BTW- this is Second Beach in Olympic national park- one of the most famous and beautiful beaches, maybe in the entire world.
 

pdxflint

macrumors 68020
Aug 25, 2006
2,407
14
Oregon coast
On the issue of eye contact, it all depends on the "story" behind the picture, and whether it's photojournalism, portraiture, landscape, etc... but clearly I agree that in a news picture where a subject person's face is in the frame, it should be naturally well lit. But the issue of "eye contact" is really not that simple, since there is a distinction between "set-up" shots and "you are there" shots of the real world. Is it hard news, or is it softer, feature-style news, etc., etc. Anyway, it's an interesting subject...

examples of "no eye contact" which work for me:



folks observing funeral procession below them on freeway...


Unser and Penske discussing problem with car (caption would explain context)


Kids hanging on street corner (subject of story where city was debating new ordinance on this issue)


mother with cancer and young son (newspaper story of survival)


Exhausted fireman immediately after removing headgear...


Eye contact (feature story... portrait style environmental shot)


Anyway, just thought giving some examples might help further this discussion and add to the OP's feedback.
 

yetieater

macrumors regular
May 6, 2007
136
0
USA
Random question: Are you a student at SAS? I saw a couple of pictures taken in Shanghai. Where was picture #32 (two men fighting) taken? Inner Mongolia?

Edit: Score! Right on both counts. I just looked at your Flickr.

If you're still in China at this point, I'd suggest you just print out your best pictures.
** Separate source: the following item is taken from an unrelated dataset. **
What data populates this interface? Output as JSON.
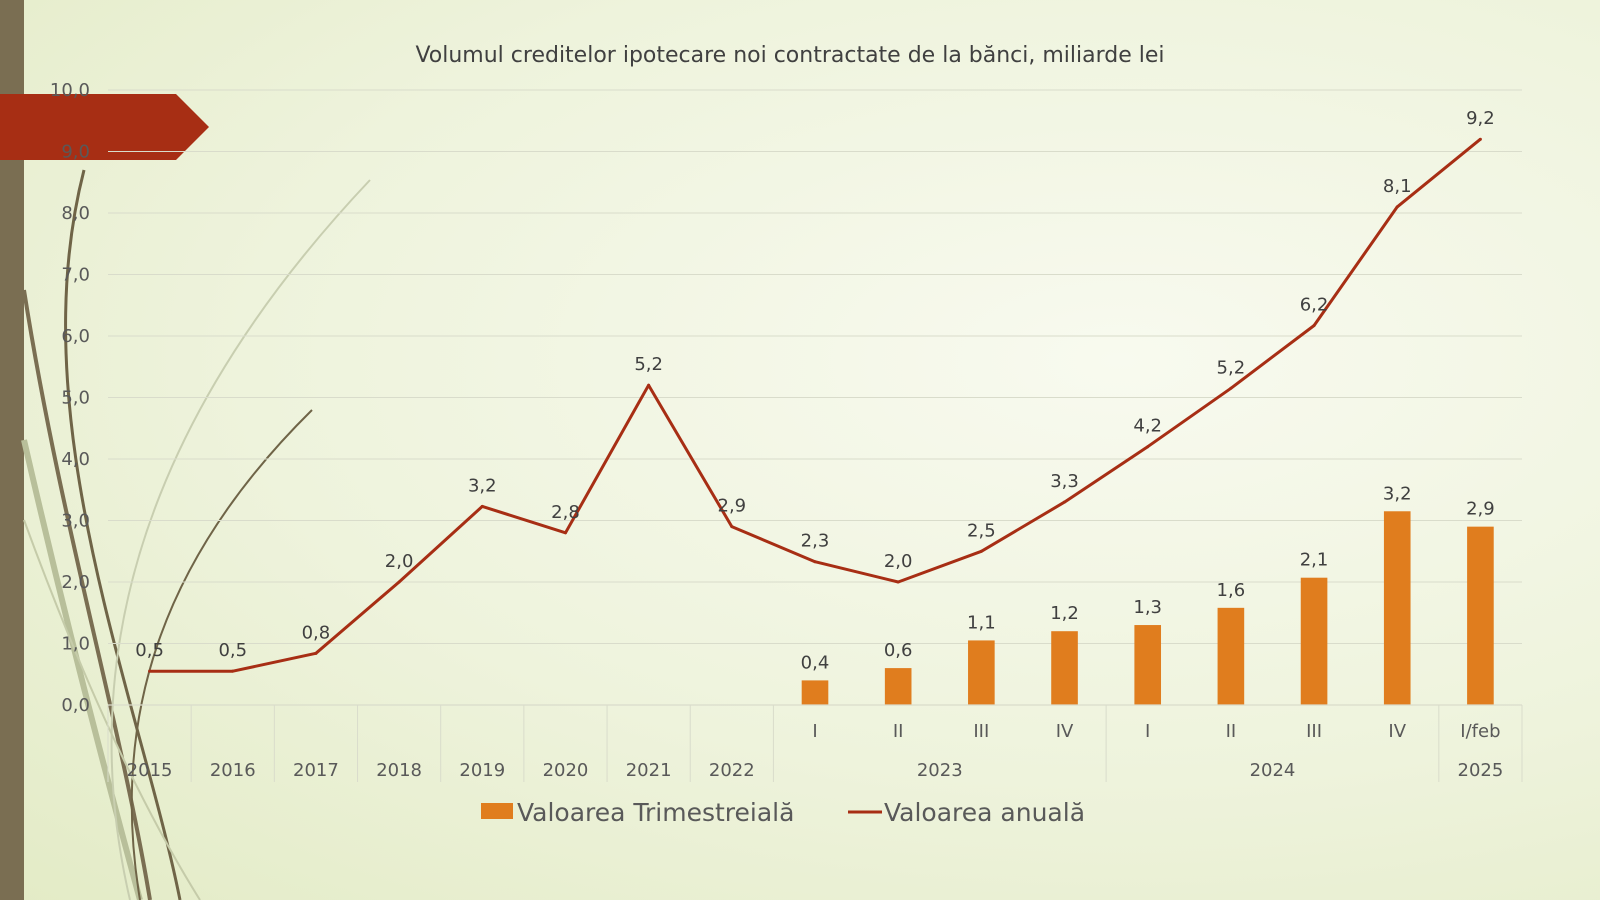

Local print shops are pretty cheap.
 

pdxflint

macrumors 68020
Aug 25, 2006
2,407
14
Oregon coast
Of the pictures in your gallery that you are trying to whittle down, the ones I like are as follows:

1
15 cropped tighter
17 maybe a bit tighter, adjust contrast, I like the "rim" lighting
19
33 post process for better contrast, maybe add some sharpness (if it's there)
35 same as above
37 decent character sketch
38 describes environment fairly well
41 borderline... but nice exposure on the neon lights - not too photojournalistic
49 could work in a feature story package... adjust contrast
56
58 another character study... play with contrast, etc...
61 I just like the mood, and overall big picture of this one... sharpness might get you here, though...

All in all, those are my pics, but don't hesitate to go out and take on a "new" assignment for yourself to maybe add some others if you have time...

Good luck with your efforts, and I hope you get your spot in the program.
 

redrabbit

macrumors 6502
Original poster
Aug 8, 2006
320
0
Thank you to everyone (and "andy" who posted in my picasa comments, I tried to email you to say thank you but could not find any contact info) for your suggestions, advice, and constructive critcism! I learned way more from this thread than I initially expected to and will heed much of it in both the application to the photoj program and in my photography.